Henry Belcher (HB) and Major A. Mason III (MM)
HB: Well, I had as buddy and he used to dance up and down the docks down there, for you know, nickel, dimes and pennies and things. And naturally, he taught me the steps he knew. And you, you go to the shows or you go to the movies and you see certain ones doing different kinds of steps and you practice them. That was your teacher.
MM: Did you guys dance on the streets then?
HB: Right, right, we’d have jam sessions on the corners. They had different dances you know, one was called the sham, boogie, the fall off the log, you dance a little, you rap a little, like: ”step back, you apple jack, sham sham sham, now dig it jack.” We had a trio, we was called the Six Sensational Sizzling Shoes, we went to New York in ’39, but the more money my partners made, the worse they got. They got to drinking and fooling around with drugs and what not.
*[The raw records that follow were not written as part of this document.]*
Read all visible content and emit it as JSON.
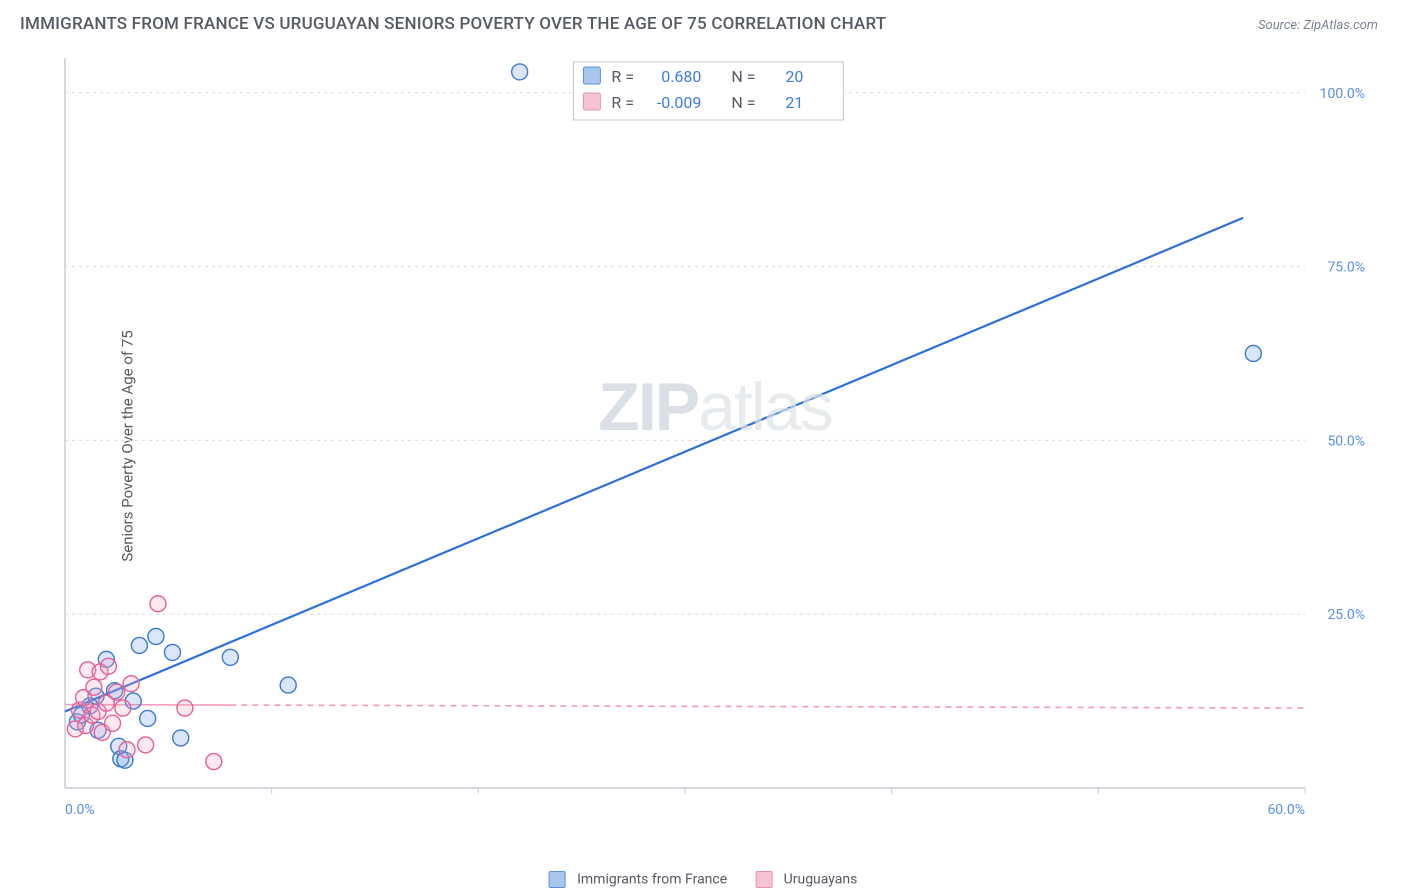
{
  "title": "IMMIGRANTS FROM FRANCE VS URUGUAYAN SENIORS POVERTY OVER THE AGE OF 75 CORRELATION CHART",
  "source": "Source: ZipAtlas.com",
  "y_axis_label": "Seniors Poverty Over the Age of 75",
  "watermark_a": "ZIP",
  "watermark_b": "atlas",
  "chart": {
    "type": "scatter-with-regression",
    "background_color": "#ffffff",
    "xlim": [
      0,
      60
    ],
    "ylim": [
      0,
      105
    ],
    "x_ticks": [
      0,
      60
    ],
    "x_tick_labels": [
      "0.0%",
      "60.0%"
    ],
    "y_ticks": [
      25,
      50,
      75,
      100
    ],
    "y_tick_labels": [
      "25.0%",
      "50.0%",
      "75.0%",
      "100.0%"
    ],
    "x_tick_color": "#5a8fe6",
    "y_tick_color": "#5a8fe6",
    "tick_fontsize": 14,
    "grid_color": "#d8dce2",
    "grid_dash": "3,4",
    "x_grid_positions": [
      10,
      20,
      30,
      40,
      50,
      60
    ],
    "axis_line_color": "#c8cdd5",
    "marker_radius": 8,
    "marker_stroke_width": 1.4,
    "marker_fill_opacity": 0.25,
    "series": [
      {
        "name": "Immigrants from France",
        "color": "#6aa1ea",
        "stroke": "#3b79d0",
        "points": [
          [
            0.6,
            9.5
          ],
          [
            0.8,
            10.5
          ],
          [
            1.2,
            11.8
          ],
          [
            1.5,
            13.2
          ],
          [
            1.6,
            8.3
          ],
          [
            2.0,
            18.5
          ],
          [
            2.4,
            14.0
          ],
          [
            2.6,
            6.0
          ],
          [
            2.7,
            4.2
          ],
          [
            2.9,
            4.0
          ],
          [
            3.3,
            12.5
          ],
          [
            3.6,
            20.5
          ],
          [
            4.0,
            10.0
          ],
          [
            4.4,
            21.8
          ],
          [
            5.2,
            19.5
          ],
          [
            5.6,
            7.2
          ],
          [
            8.0,
            18.8
          ],
          [
            10.8,
            14.8
          ],
          [
            22.0,
            103.0
          ],
          [
            57.5,
            62.5
          ]
        ],
        "regression": {
          "x1": 0,
          "y1": 11.0,
          "x2": 57,
          "y2": 82.0,
          "stroke": "#2e6fd8",
          "width": 2.2,
          "dash": ""
        }
      },
      {
        "name": "Uruguayans",
        "color": "#f3a6c0",
        "stroke": "#e6609a",
        "points": [
          [
            0.5,
            8.5
          ],
          [
            0.7,
            11.2
          ],
          [
            0.9,
            13.0
          ],
          [
            1.0,
            9.0
          ],
          [
            1.1,
            17.0
          ],
          [
            1.3,
            10.5
          ],
          [
            1.4,
            14.5
          ],
          [
            1.6,
            11.0
          ],
          [
            1.7,
            16.7
          ],
          [
            1.8,
            8.0
          ],
          [
            2.0,
            12.2
          ],
          [
            2.1,
            17.5
          ],
          [
            2.3,
            9.3
          ],
          [
            2.5,
            13.8
          ],
          [
            2.8,
            11.5
          ],
          [
            3.0,
            5.5
          ],
          [
            3.2,
            15.0
          ],
          [
            3.9,
            6.2
          ],
          [
            4.5,
            26.5
          ],
          [
            5.8,
            11.5
          ],
          [
            7.2,
            3.8
          ]
        ],
        "regression": {
          "x1": 0,
          "y1": 12.0,
          "x2": 60,
          "y2": 11.5,
          "stroke": "#f19bb9",
          "width": 1.6,
          "dash": "6,5"
        }
      }
    ]
  },
  "stats_box": {
    "border_color": "#bfc6d0",
    "bg": "#ffffff",
    "fontsize": 16,
    "label_color": "#555a63",
    "value_color": "#3e7de0",
    "rows": [
      {
        "swatch": "#a9c6ef",
        "swatch_stroke": "#5b8fde",
        "R": "0.680",
        "N": "20"
      },
      {
        "swatch": "#f6c3d5",
        "swatch_stroke": "#ea8fb4",
        "R": "-0.009",
        "N": "21"
      }
    ]
  },
  "bottom_legend": {
    "items": [
      {
        "swatch": "#a9c6ef",
        "swatch_stroke": "#5b8fde",
        "label": "Immigrants from France"
      },
      {
        "swatch": "#f6c3d5",
        "swatch_stroke": "#ea8fb4",
        "label": "Uruguayans"
      }
    ]
  }
}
MM: And so you gave it up?
HB: Yeah, I told em all, I said you all go ahead. I’m just gonna get me a job and forget it. Yeah, I got married and settled down and forgot about dancing.
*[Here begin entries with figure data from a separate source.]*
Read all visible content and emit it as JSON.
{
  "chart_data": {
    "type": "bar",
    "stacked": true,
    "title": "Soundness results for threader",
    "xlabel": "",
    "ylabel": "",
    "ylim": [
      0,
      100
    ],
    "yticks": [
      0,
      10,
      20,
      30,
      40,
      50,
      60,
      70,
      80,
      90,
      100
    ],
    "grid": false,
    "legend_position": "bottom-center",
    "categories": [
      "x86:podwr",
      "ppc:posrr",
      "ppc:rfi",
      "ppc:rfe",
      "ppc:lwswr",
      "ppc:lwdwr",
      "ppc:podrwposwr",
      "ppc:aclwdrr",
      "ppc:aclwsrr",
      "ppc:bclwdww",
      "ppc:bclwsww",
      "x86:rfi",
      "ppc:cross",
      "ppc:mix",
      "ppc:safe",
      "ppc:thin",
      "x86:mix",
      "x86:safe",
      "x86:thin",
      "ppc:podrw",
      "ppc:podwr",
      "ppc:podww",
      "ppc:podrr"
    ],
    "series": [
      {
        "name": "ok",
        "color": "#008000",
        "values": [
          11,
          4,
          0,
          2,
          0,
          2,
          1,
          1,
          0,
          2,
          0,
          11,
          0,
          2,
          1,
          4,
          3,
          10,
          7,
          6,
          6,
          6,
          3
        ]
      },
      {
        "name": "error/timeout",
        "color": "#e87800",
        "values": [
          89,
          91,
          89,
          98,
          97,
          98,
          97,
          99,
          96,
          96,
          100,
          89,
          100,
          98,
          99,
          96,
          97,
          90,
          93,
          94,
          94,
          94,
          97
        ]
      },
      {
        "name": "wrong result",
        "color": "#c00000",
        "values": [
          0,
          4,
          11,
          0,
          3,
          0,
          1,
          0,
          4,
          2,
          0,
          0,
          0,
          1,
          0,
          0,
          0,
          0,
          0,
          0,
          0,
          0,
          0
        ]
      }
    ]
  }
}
MM: Well I know when I first met you, you were tap dancing again, so how did you get back into tap dancing?
HB: Gregory Heinz came here and said he wanted to know if there were any old-time dancers still around, so they come and got me and said, come on down and do the show with us. So after I went down and did the show, one of the boys, one of the old-timers from Pittsburgh here, I told him, I said, well we might as well get together and form a team here in Pittsburgh, and we did. It’s a wonderful experience. I didn’t make a lot of money, no million dollars, but I had a million dollars worth of experience, and it was a wonderful journey doing that, you know (laughs).